The situation also affects a wider group of stakeholders. The regulator said it is taking oversight measures to protect the interests of the government, players, prize claimants, retailers, employees and other parties affected by the shutdown. This makes the transition not only an operator exit, but a broader market-stability issue.

Ithuba Uganda’s departure is significant because the company had been awarded a 10-year licence to operate the National Lottery in August 2023. The project had been presented as an important public-revenue and social-development mechanism, with lottery proceeds expected to support public programmes and good causes.

The early exit therefore raises important questions for Uganda’s lottery model. These include how outstanding claims will be settled, how retail and distribution partners will be handled, whether a new operator will be appointed, and how quickly the National Lottery can return under a stable operating structure.

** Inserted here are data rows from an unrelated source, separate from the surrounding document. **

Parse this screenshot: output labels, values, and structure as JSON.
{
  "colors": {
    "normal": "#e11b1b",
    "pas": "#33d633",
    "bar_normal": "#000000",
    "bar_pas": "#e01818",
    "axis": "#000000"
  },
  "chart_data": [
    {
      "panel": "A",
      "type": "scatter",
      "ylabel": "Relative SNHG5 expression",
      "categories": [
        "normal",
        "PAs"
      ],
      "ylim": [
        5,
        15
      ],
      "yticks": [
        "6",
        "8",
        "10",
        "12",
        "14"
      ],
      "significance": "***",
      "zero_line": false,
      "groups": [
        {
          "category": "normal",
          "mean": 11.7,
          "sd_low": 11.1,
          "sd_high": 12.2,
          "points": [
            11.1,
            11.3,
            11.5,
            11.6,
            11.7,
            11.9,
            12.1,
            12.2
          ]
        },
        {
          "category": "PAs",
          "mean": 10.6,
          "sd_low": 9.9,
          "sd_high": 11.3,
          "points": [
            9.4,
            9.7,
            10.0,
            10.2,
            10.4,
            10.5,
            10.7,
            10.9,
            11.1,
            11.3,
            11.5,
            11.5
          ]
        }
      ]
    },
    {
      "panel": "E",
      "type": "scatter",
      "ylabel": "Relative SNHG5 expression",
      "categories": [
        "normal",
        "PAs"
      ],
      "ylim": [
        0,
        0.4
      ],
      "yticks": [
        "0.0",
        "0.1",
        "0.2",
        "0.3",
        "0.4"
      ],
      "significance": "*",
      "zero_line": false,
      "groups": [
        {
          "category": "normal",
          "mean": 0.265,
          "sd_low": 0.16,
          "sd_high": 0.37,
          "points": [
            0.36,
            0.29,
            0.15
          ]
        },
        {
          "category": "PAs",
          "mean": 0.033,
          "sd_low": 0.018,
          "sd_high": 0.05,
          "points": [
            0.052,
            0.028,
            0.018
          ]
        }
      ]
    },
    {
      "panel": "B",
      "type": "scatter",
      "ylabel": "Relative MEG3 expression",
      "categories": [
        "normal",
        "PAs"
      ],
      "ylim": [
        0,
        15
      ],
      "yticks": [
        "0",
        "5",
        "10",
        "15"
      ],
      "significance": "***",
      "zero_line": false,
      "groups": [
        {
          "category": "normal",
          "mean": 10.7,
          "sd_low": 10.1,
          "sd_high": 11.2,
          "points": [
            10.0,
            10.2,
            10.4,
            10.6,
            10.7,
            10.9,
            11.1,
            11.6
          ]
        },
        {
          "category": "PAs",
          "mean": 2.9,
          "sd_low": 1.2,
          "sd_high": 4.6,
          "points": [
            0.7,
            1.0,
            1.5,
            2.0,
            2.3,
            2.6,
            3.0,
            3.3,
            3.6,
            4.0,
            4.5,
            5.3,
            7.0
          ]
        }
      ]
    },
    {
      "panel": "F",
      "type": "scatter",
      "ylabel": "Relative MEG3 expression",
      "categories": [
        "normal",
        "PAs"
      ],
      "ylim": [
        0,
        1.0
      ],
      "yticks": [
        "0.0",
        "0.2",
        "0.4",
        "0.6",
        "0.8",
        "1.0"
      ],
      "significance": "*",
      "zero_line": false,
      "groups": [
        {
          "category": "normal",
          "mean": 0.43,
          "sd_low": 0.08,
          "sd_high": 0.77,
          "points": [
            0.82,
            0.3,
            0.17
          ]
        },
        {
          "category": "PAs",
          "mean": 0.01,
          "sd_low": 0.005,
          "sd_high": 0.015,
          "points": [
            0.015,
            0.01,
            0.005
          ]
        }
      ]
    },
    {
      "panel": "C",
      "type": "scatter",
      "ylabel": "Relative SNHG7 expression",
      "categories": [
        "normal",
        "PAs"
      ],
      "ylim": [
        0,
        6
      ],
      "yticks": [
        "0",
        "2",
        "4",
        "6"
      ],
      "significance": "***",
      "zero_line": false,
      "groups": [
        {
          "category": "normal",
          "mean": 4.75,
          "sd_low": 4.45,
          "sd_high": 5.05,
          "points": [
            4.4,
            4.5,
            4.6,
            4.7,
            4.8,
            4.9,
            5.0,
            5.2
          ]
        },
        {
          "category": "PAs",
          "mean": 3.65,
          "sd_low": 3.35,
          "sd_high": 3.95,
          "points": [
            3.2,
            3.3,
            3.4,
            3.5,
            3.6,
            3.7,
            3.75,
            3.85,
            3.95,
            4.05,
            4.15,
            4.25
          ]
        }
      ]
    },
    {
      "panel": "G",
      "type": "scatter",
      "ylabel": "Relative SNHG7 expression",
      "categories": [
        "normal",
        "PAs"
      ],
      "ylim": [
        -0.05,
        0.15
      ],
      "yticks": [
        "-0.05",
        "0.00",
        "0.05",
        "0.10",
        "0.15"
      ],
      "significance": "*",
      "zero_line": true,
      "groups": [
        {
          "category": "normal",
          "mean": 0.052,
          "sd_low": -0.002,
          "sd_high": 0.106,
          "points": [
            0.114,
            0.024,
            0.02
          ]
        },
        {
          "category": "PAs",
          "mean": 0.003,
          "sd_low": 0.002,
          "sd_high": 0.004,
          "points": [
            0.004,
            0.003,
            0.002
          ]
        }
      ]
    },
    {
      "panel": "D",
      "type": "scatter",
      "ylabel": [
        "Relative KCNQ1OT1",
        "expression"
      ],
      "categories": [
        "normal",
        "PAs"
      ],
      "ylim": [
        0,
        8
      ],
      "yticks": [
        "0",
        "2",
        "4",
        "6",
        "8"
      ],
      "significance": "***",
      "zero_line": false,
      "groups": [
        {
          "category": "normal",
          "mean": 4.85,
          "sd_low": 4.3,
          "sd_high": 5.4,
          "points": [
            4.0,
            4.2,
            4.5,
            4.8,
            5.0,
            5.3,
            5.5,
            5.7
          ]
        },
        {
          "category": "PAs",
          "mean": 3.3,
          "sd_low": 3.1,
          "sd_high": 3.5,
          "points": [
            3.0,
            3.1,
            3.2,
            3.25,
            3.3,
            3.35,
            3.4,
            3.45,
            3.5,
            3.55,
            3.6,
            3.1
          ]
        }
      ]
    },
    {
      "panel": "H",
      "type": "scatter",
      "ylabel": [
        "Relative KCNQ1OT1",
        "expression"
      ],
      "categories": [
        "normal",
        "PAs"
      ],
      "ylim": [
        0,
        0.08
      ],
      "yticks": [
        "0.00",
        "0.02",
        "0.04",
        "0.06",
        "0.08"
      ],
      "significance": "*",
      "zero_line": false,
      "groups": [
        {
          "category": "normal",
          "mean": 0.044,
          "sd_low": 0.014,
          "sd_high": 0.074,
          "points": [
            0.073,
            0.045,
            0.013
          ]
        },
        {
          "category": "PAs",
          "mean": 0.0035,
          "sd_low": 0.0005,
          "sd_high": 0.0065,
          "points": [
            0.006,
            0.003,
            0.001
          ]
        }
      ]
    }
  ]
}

For the regulator, the priority is now to maintain public confidence. Lottery systems depend on trust: players must believe that tickets, balances and prize claims will be honoured, while retailers and partners must have clarity over contractual and operational responsibilities. Any uncertainty can weaken confidence in the market.

The case also highlights the importance of concession design in national lottery operations. A lottery operator is not only a gaming company. It also manages technology, retail distribution, player accounts, public revenue flows, prize payments and brand trust. When such an operator exits early, the regulator must ensure that the public interest is protected and that the transition is orderly.

For Uganda’s gaming industry, the development comes during a period of stronger enforcement and regulatory visibility. The Board has been active in tackling illegal gaming machines, promoting responsible gaming and strengthening compliance across the sector. The Ithuba exit adds a new challenge: managing a major licensed-operator transition without harming players or public confidence.

The wider African lottery sector will also watch the case closely. National lottery concessions often promise public revenue, job creation, technology investment and support for social programmes. But those promises depend on financial stability, operational capacity and strong regulatory oversight.

The conclusion is clear: Ithuba Uganda’s exit is not simply the closure of one operator. It is a test of Uganda’s lottery regulatory framework. The way NLGRB manages claims, obligations and the next phase of the National Lottery will determine whether the market can preserve confidence and move toward a stable new structure.